The winter textures aren't the best bit of the package, although they are OK - all the developer appears to have done is to desaturate the summer textures, so that you end up looking at a grayscale landscape. It works, after a fashion, and it blends fairly well into the default textures surrounding the airports, but I wouldn't regard the idea of them going AWOL with VFR Germany installed as a suitable excuse for crying into my stein. The screenshot above left is a composite, showing a blend between the summer textures at the top and the winter textures at the bottom, which pretty much makes the point.
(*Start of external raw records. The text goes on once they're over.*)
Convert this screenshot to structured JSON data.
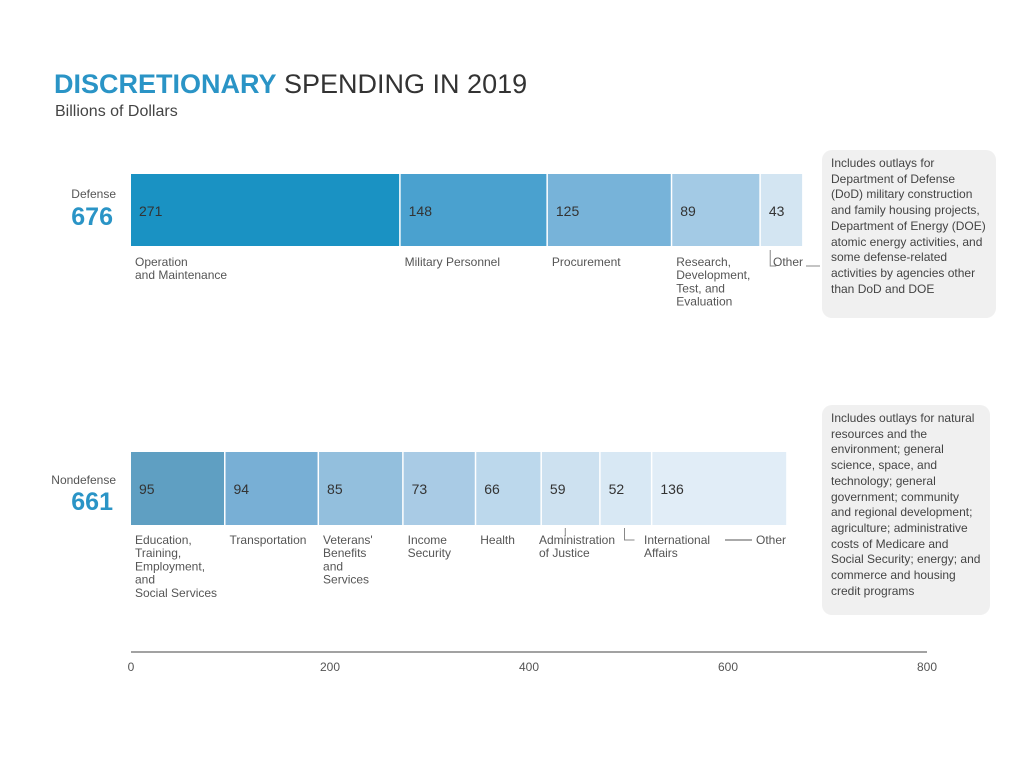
{
  "title": {
    "highlight": "DISCRETIONARY",
    "rest": "SPENDING IN 2019"
  },
  "subtitle": "Billions of Dollars",
  "notes": {
    "defense": "Includes outlays for Department of Defense (DoD) military construction and family housing projects, Department of Energy (DOE) atomic energy activities, and some defense-related activities by agencies other than DoD and DOE",
    "nondefense": "Includes outlays for natural resources and the environment; general science, space, and technology; general government; community and regional development; agriculture; administrative costs of Medicare and Social Security; energy; and commerce and housing credit programs"
  },
  "chart_data": {
    "type": "bar",
    "orientation": "horizontal-stacked",
    "title": "DISCRETIONARY SPENDING IN 2019",
    "subtitle": "Billions of Dollars",
    "xlim": [
      0,
      800
    ],
    "x_ticks": [
      0,
      200,
      400,
      600,
      800
    ],
    "series": [
      {
        "name": "Defense",
        "total": 676,
        "segments": [
          {
            "value": 271,
            "label": "Operation and Maintenance",
            "color": "#1a92c3"
          },
          {
            "value": 148,
            "label": "Military Personnel",
            "color": "#4aa1cf"
          },
          {
            "value": 125,
            "label": "Procurement",
            "color": "#77b3d9"
          },
          {
            "value": 89,
            "label": "Research, Development, Test, and Evaluation",
            "color": "#a3cae5"
          },
          {
            "value": 43,
            "label": "Other",
            "color": "#d3e5f2"
          }
        ]
      },
      {
        "name": "Nondefense",
        "total": 661,
        "segments": [
          {
            "value": 95,
            "label": "Education, Training, Employment, and Social Services",
            "color": "#5f9fc2"
          },
          {
            "value": 94,
            "label": "Transportation",
            "color": "#78afd5"
          },
          {
            "value": 85,
            "label": "Veterans' Benefits and Services",
            "color": "#93bfdd"
          },
          {
            "value": 73,
            "label": "Income Security",
            "color": "#a9cbe5"
          },
          {
            "value": 66,
            "label": "Health",
            "color": "#bcd8ec"
          },
          {
            "value": 59,
            "label": "Administration of Justice",
            "color": "#cde1f0"
          },
          {
            "value": 52,
            "label": "International Affairs",
            "color": "#d8e8f4"
          },
          {
            "value": 136,
            "label": "Other",
            "color": "#e1edf7"
          }
        ]
      }
    ]
  }
}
Ordinarily, the winter textures wouldn't be anything to particularly criticize, but the rest of the package is so damned good, I had to find something to nit pick at (-: Just take a look at the large shot of the lake in the second row of screenshots on the right and tell me that the shoreline doesn't look real.

Overall? German Airfields is going to be a truly great series, if these two addons are anything to go on. Normally, I review an addon and delete it from my hard disk as I mail the review to Nels, on the basis that I almost certainly won't have time to use it again before I have to do another review. But German Airfields are staying on the drive. Respect, Aerosoft!